Изложенное воззрение на свою волю я получаю, лишь постигая в себе, что она не есть только высший деятельный принцип для этого мира (таким принципом она могла бы стать без всякой свободы, только благодаря влиянию целого мировой системы; приблизительно таким образом мы представляем себе образующую силу в природе), но что она совершенно отвергает все земные и вообще все существующие вне ее цели и последней целью ставит себя ради себя же. И только такое воззрение на мою волю указывает мне на сверхчувственный порядок, в котором воля сама по себе, без всяких внешних орудий становится причиной в подобной ей, чисто духовной, вполне проницаемой для нее сфере. Первым звеном моего мышления было познание того, что закономерное хотение требуется только ради себя самого; это познание могло быть найдено только как факт моей внутренней жизни, и невозможно найти его другим каким-нибудь путем. Вторым звеном моего мышления было убеждение, что это требование сообразно разуму, что оно — источник и руководящая нить всего иного, что сообразно разуму, — убеждение, что оно само не направляется согласно чему-нибудь внешнему, но что все другое должно направляться согласно ему и быть от него зависимым; и к этому убеждению я могу прийти также не извне, но только внутренним путем, благодаря непоколебимому подтверждению, которое я свободно даю этому требованию. И лишь исходя из этих звеньев, я пришел к вере в сверхчувственный, вечный мир. Если я уничтожу первый, не может быть речи о последнем. Если бы было так, как говорят многие, — они считают это за само собой разумеющееся без всяких доказательств и превозносят это как высшую житейскую мудрость, — если бы всякая человеческая добродетель должна была постоянно иметь перед собою определенную внешнюю цель и, прежде чем действовать и быть добродетелью, должна была бы иметь уверенность в осуществимости этой цели, если бы,

следовательно, разум не содержал в самом себе принципа и руководящей нити для своей деятельности, но должен был лишь получать эту нить извне через размышление о чуждом мире, если бы было так, что цель нашего бытия была бы здесь, на земле, _ человеческая природа совершенно исчерпывалась бы и объяснялась нашим земным назначением, и не было бы разумных оснований выходить в наших мыслях за пределы здешней жизни.

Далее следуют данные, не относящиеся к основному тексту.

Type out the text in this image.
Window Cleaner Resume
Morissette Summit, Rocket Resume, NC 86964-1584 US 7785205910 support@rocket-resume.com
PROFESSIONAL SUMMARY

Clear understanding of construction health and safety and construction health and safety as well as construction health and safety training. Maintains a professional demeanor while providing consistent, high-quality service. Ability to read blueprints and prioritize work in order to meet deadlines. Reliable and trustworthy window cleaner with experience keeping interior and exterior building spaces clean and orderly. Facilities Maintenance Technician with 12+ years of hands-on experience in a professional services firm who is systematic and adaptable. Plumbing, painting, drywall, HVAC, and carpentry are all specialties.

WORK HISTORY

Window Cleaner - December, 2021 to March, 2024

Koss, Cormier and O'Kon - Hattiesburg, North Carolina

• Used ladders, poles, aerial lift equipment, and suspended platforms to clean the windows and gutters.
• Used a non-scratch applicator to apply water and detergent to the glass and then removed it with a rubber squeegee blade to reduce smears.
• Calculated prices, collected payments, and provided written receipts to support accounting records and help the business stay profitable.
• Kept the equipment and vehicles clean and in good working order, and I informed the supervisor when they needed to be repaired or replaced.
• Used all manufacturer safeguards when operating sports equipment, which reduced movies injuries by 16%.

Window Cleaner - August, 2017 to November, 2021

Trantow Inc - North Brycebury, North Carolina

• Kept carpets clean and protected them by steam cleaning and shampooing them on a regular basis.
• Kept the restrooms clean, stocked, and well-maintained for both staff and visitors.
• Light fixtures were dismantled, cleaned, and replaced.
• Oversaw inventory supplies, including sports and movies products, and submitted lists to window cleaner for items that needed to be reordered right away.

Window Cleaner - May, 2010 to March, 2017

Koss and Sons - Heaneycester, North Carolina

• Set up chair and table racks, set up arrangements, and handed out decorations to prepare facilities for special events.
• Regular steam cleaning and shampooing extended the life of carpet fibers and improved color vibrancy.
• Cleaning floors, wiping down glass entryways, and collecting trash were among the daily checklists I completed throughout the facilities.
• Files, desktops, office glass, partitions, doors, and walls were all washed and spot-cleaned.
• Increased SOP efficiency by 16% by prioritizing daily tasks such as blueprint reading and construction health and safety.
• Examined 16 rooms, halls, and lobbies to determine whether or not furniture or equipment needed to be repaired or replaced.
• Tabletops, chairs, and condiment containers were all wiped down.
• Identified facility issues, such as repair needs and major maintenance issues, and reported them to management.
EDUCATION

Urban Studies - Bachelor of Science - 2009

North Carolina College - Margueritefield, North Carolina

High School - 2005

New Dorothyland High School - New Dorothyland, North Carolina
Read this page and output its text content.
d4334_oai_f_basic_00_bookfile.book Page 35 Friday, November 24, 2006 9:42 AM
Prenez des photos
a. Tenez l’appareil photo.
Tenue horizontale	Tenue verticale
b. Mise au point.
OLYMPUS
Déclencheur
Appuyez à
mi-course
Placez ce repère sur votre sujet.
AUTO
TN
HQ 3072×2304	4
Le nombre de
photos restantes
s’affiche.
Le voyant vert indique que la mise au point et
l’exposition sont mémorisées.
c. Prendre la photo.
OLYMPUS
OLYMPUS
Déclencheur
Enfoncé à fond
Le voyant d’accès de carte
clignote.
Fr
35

Но так, как я говорил теперь с собою, может говорить и учить всякий мыслитель, который — может быть, из страсти к новому и необычному — где-нибудь воспринял как историческое знание эти первые посылки моего рассуждения и, восприняв их, сделал из них затем правильные выводы. Он будет излагать нам образ мышления чужой жизни, а не своей собственной; все будет для него пусто и бессмысленно, ибо ему будет недоставать того чувства, которым постигается реальность этой жизни; он будет, как слепой, который построил на нескольких правильно заученных истинных положениях о цветах совершенно правильную теорию цветов, но для которого не существует никакого цвета; он в состоянии будет сказать, что должно быть при известных условиях; но для него оно не будет таким, ибо эти условия не применимы к нему. Только отказываясь от чувственного и его целей и принося его в жертву закону, который требует только нашей воли, а не наших действий, только поступая так в твердом убеждении, что это — сообразный разуму, единственно сообразный ему образ действий, — только так получаем мы то чувство, через которое постигается вечная жизнь. Лишь после такого отказа от земного является в душе нашей вера в вечное;

она обособляется как единственная опора, остающаяся еще для нас, после того как мы отказались от всего другого, как единственный оживляющий принцип, подымающий еще нашу грудь и одушевляющий еще нашу жизнь. Поистине, чтобы войти в царство Божие, должно сперва — если употребить образы священного учения — умереть для мира и вновь родиться затем.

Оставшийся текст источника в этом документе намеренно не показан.